Support your answers with appropriate legal analysis. When stating a legal rule,

you must actually state it

. Saying “the rule is in chapter 10 of the book” or “employment law” is not


the rule, and will not be awarded any credit. Pay particular attention to the call of the question: answer what is specifically asked. Some questions specifically prohibit discussion of assumed facts or direct responses only to a specific rule of law. Responses that are unresponsive to the specific call of the question will, to the extent applicable, be given zero credit and will waste your valuable time.

Andy (A) and Barry (B) have been friends since early high school age and are now roommates while attending the public, state operated State University (SU). Several times each week they go on an extended bike ride together, starting with pre-ride coffee, and a refueling of lunch at the dorm cafeteria after the ride. Other students and SU personnel often join them A&B are both avid readers, and both collect books from their favorite authors. They attend book signings, lectures, and post ride discussions often turn to chatting about their latest book findings.

A&B maintain a small “little library” shelf at their dorm where they trade and share books with others for free. A&B have often discussed business futures in book editing, production, distribution, and sales.

A&B know that future business activities involve business and personal risks, and know they must seek the advice of an attorney before acting on their plans.
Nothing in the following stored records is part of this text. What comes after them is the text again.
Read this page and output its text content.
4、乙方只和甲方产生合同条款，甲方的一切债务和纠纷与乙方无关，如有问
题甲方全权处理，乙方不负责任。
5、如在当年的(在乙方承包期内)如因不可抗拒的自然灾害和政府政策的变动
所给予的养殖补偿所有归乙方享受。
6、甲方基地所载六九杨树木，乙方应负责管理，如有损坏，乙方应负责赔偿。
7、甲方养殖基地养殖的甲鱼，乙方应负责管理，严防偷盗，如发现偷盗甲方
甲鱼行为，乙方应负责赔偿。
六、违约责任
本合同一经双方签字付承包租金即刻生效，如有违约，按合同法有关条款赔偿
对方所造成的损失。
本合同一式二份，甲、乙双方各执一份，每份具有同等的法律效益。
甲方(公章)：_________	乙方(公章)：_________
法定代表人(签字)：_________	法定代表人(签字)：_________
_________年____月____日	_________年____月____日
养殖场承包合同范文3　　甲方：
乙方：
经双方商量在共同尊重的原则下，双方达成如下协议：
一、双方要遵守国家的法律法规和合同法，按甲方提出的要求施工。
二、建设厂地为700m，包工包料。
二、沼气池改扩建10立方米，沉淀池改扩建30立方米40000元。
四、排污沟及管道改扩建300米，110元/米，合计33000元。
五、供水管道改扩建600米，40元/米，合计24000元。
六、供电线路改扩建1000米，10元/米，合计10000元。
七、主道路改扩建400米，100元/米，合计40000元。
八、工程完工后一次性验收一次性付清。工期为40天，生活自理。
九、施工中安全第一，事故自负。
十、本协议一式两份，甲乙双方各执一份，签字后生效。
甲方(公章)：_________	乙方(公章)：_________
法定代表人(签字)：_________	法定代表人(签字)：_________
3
A&B wish to make a wide selection and variety of books available in their little library in their SU dorm. They encourage others to seek out all types of fiction and non-fiction books, and to donate them by placing them on the little library shelf A&B constructed in the hall of the dorm next to their room.
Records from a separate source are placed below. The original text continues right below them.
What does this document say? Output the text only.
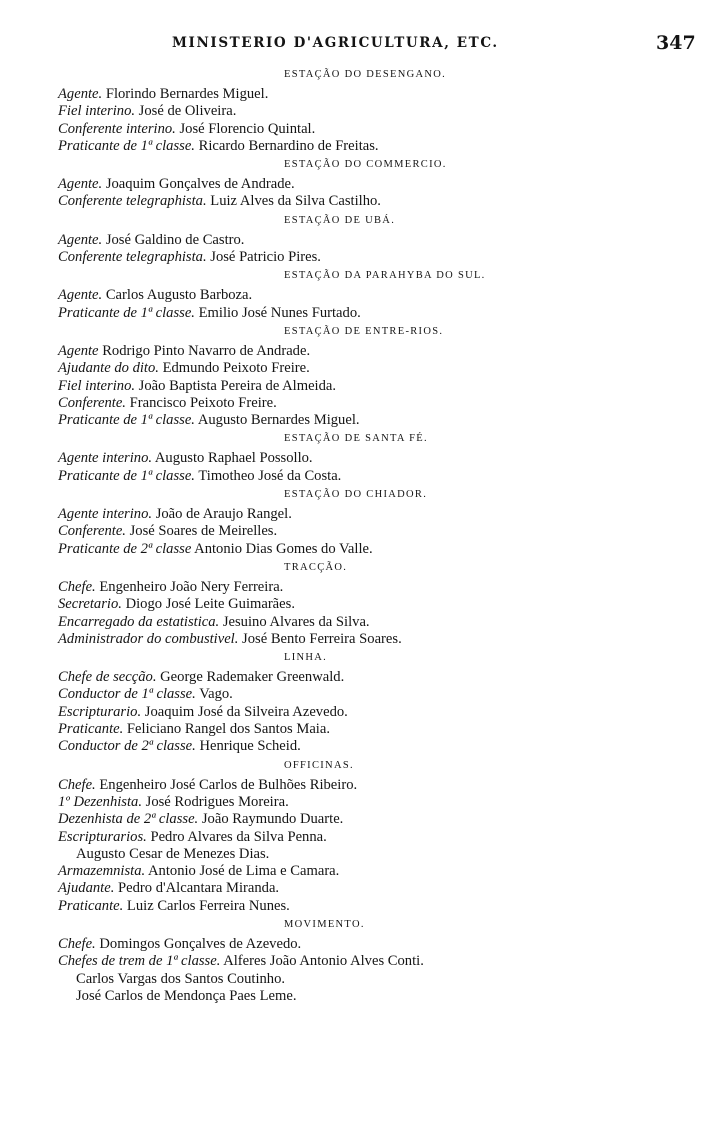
MINISTERIO D'AGRICULTURA, ETC.	347
ESTAÇÃO DO DESENGANO.
Agente. Florindo Bernardes Miguel.
Fiel interino. José de Oliveira.
Conferente interino. José Florencio Quintal.
Praticante de 1ª classe. Ricardo Bernardino de Freitas.
ESTAÇÃO DO COMMERCIO.
Agente. Joaquim Gonçalves de Andrade.
Conferente telegraphista. Luiz Alves da Silva Castilho.
ESTAÇÃO DE UBÁ.
Agente. José Galdino de Castro.
Conferente telegraphista. José Patricio Pires.
ESTAÇÃO DA PARAHYBA DO SUL.
Agente. Carlos Augusto Barboza.
Praticante de 1ª classe. Emilio José Nunes Furtado.
ESTAÇÃO DE ENTRE-RIOS.
Agente Rodrigo Pinto Navarro de Andrade.
Ajudante do dito. Edmundo Peixoto Freire.
Fiel interino. João Baptista Pereira de Almeida.
Conferente. Francisco Peixoto Freire.
Praticante de 1ª classe. Augusto Bernardes Miguel.
ESTAÇÃO DE SANTA FÉ.
Agente interino. Augusto Raphael Possollo.
Praticante de 1ª classe. Timotheo José da Costa.
ESTAÇÃO DO CHIADOR.
Agente interino. João de Araujo Rangel.
Conferente. José Soares de Meirelles.
Praticante de 2ª classe Antonio Dias Gomes do Valle.
TRACÇÃO.
Chefe. Engenheiro João Nery Ferreira.
Secretario. Diogo José Leite Guimarães.
Encarregado da estatistica. Jesuino Alvares da Silva.
Administrador do combustivel. José Bento Ferreira Soares.
LINHA.
Chefe de secção. George Rademaker Greenwald.
Conductor de 1ª classe. Vago.
Escripturario. Joaquim José da Silveira Azevedo.
Praticante. Feliciano Rangel dos Santos Maia.
Conductor de 2ª classe. Henrique Scheid.
OFFICINAS.
Chefe. Engenheiro José Carlos de Bulhões Ribeiro.
1º Dezenhista. José Rodrigues Moreira.
Dezenhista de 2ª classe. João Raymundo Duarte.
Escripturarios. Pedro Alvares da Silva Penna.
Augusto Cesar de Menezes Dias.
Armazemnista. Antonio José de Lima e Camara.
Ajudante. Pedro d'Alcantara Miranda.
Praticante. Luiz Carlos Ferreira Nunes.
MOVIMENTO.
Chefe. Domingos Gonçalves de Azevedo.
Chefes de trem de 1ª classe. Alferes João Antonio Alves Conti.
Carlos Vargas dos Santos Coutinho.
José Carlos de Mendonça Paes Leme.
Another student at SU (Charlie, “C”) is quite outspoken about his political views. C seeks books about fringe theory conspiracies, self-help books that encourage violence to correct societal wrongs, cult like religious texts that embrace racial injustice and promote the necessity of gender separation and suppression, and texts that include graphic adult content. After reading these books, C contributes them to A&B’s little library for others to enjoy.